Bei der zweiten Aufgabe muß ich ehrlich sagen, ich finde den Code gut wie er ist und wüßte nicht, was ich mit Refaktorisierung daran ändern sollte.

Für winken mit Laternenpfählen wäre ich dankbar  .


----------



## Wildcard (2. Mrz 2007)

Bei 2 sollte stattdessen eine PI Konstante verwendet werden.


----------



## SlaterB (2. Mrz 2007)

wenn man ganz lustig ist, dann auch noch eine Konstante PI2,
denn 2.0 * PI muss man ja nicht ständig ausrechenen


----------



## hgmichael (2. Mrz 2007)

Danke, an die Konstante habe ich nicht gedacht. 

habe PI nun mit Refactor Constant geändert.

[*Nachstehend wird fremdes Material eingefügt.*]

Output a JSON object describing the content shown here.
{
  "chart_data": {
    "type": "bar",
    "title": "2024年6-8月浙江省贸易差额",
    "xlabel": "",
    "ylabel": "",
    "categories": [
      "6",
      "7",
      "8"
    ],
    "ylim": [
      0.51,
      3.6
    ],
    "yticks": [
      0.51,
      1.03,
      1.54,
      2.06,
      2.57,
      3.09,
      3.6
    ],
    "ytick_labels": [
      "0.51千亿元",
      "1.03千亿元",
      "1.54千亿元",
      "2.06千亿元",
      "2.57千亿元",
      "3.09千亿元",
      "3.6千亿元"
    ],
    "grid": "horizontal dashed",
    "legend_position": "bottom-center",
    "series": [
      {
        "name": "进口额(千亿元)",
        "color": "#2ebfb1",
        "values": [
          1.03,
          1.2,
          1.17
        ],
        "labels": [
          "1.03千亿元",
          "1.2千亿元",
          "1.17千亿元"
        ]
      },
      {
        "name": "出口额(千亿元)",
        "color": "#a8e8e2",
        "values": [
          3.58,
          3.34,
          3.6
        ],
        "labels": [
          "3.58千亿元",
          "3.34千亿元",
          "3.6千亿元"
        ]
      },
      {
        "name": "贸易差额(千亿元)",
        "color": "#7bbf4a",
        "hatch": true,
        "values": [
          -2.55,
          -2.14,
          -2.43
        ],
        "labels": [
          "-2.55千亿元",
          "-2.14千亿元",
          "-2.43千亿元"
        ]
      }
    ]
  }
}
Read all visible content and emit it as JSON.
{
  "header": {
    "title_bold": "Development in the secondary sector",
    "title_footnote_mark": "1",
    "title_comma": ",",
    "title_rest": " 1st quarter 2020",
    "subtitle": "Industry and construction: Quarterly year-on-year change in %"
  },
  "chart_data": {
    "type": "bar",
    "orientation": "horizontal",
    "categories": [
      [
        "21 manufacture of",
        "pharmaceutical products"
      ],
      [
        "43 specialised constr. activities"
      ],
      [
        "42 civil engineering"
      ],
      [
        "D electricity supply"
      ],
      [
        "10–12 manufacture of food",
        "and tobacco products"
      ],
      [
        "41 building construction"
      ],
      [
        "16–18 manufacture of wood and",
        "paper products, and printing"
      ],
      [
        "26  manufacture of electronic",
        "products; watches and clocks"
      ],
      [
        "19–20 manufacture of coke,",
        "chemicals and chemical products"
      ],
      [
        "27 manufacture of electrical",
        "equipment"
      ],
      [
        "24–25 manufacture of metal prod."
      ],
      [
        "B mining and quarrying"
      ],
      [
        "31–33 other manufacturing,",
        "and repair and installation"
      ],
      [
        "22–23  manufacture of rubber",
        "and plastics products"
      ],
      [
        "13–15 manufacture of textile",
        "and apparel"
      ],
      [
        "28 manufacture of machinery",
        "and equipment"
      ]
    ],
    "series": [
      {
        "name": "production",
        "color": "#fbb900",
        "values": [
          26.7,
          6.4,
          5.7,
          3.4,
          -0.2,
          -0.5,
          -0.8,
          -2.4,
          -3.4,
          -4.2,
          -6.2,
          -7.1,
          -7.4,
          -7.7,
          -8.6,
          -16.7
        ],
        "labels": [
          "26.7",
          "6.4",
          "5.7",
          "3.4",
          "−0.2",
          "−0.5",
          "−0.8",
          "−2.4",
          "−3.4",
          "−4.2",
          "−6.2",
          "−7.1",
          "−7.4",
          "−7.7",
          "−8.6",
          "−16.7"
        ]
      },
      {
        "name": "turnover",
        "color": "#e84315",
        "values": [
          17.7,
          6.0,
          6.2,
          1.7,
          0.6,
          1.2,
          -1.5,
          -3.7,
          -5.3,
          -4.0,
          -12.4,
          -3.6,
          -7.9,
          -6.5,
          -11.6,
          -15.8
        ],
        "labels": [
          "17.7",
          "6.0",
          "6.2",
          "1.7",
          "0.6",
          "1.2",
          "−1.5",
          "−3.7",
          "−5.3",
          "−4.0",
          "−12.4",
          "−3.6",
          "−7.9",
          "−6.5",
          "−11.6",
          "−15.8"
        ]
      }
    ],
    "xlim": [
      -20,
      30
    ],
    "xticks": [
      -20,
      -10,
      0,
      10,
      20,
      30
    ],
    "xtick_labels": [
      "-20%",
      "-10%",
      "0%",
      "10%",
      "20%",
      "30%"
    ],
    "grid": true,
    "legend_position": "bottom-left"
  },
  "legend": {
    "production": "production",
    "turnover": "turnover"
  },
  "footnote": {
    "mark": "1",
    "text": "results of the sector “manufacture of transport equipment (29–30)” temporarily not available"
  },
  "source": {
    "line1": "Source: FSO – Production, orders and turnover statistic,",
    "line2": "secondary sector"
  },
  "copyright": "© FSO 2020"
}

Noch jemand eine Idee für mein anderes Porblem?


----------



## gizmo (2. Mrz 2007)

Der zweite Code stimmt sowieso nicht, Berechnung von Fläche und Umfang sind vertauscht.


----------



## Wildcard (2. Mrz 2007)

Zu 1.
Damit ist wohl Gernalize declared Type gemeint.


----------



## hgmichael (2. Mrz 2007)

@gizmo, darauf habe ich gar nicht geachtet, aber jetzt wo du es sagst....

@wildcard -> paßt, danke


----------



## jupa2704 (25. Sep 2007)

@hg michael

Hallo, ich bin auh gerade bei der Lösung der Aufgabe, kannst du mir sagen ob die iene Refaktorisierung ausreichend war , oder ob es noch mehrer Möglichkeiten gegeben hat.

Vielen Dank schonmal


----------